昨年に引き続き WebGL で実装された統合失調症がコンセプトの Vivre avec la schizophrénie のウェブサイト
共に暮らしていくための支援を行うサイト
今回ご紹介するのは、実は昨年も当サイトでご紹介した、統合失調症をテーマにしたウェブサイトの 2019 年版です。
昨年のサイトも WebGL 実装で、かなり凝った作りになっていたのですが、今年もなかなか手の込んだ内容になっていますね。
WebGL の演出や実装としての見どころはもちろんですが、統合失調症について理解を深め、症状のあるひともそうでないひとも、一緒に暮らしていけるようにするための活動や窓口としても、今回のサイトが役に立っているのかなと思います。
リンク:
ノイズを上手に利用して表現
恥ずかしながら、私はあまり統合失調症について専門的なことはわからないのですが、そういう私自身も含めて、もっと世の中の多くのひとたちに統合失調症を理解してもらうための取り組みのひとつとして、今回のサイトが公開されているのだと思います。
昨年のサイトの時点で、このサイトの表題にもなっている「Vivre avec la schizophrénie」という映画は、すでに公開されていました。
統合失調症のひとの目線で作られた映像作品で、その症状を疑似体験できるような、特徴的な映像が随所に使われている作品です。
今回のサイトでも、その映画の場面を利用しながら、サイト全体の装飾が行われています。
この上の画像は、サイト内で表示されるカスタムマウスカーソルなのですが、カーソルが動くと、そこに残像のようなものが表示されるようになっています。
これはそれを縮小しないで原寸で載せているものなのですが、このマウスカーソルも含めて、サイト上のビジュアル全体が、まるでレンズを通して世界を見ているかのように滲んだり、ぶれたような感じで表現されていたりします。
私自身は(少なくとも診断として)統合失調症と自覚したことがないので、正確な表現かどうかはちょっと悩むのですが……
まったく違った様子で世界が見えるのだということが、サイトのビジュアルからも伝わってくるようになっているのかなと思います。
さらに特徴的なインターフェースになっているのが、この上の画像にあるような、いくつかのタイル状の写真が無作為に並べられたようなシーン。
ここでは、画面の中央、やや下のほうにある点線で囲まれたブロックに、黒い色のブロックをはめ込むような操作が必要になります。
ブロックをはめ込む際には、ブロックが点線の枠に近づくほどに画像がきれいに整列していくようになっていて、最終的に整列してぴったりと並んだ画像が、そのままシームレスに動画へと移行するようになっています。

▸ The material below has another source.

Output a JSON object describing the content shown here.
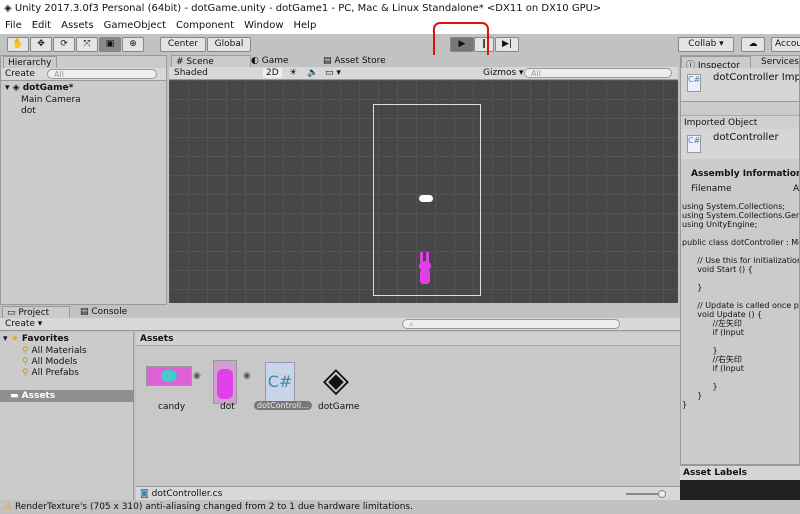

このあたりは、なんというか単純に見せ方として面白いですね。
サイト内で描かれるものの多くが、WebGL を利用して CG 的にレンダリングされるようになっており、非常に繊細で細かい部分にまで演出が組み込みされています。
キャプチャ撮るのが難しかったのですが、文字の部分がノイズによって歪むようになっていたり、本当にいろいろなところにちょっとした演出が組み込まれていてすごいですね。
単純に WebGL 実装のウェブサイトとしても、レベルの高いサイトになっていると思います。
ぜひチェックしてみてください。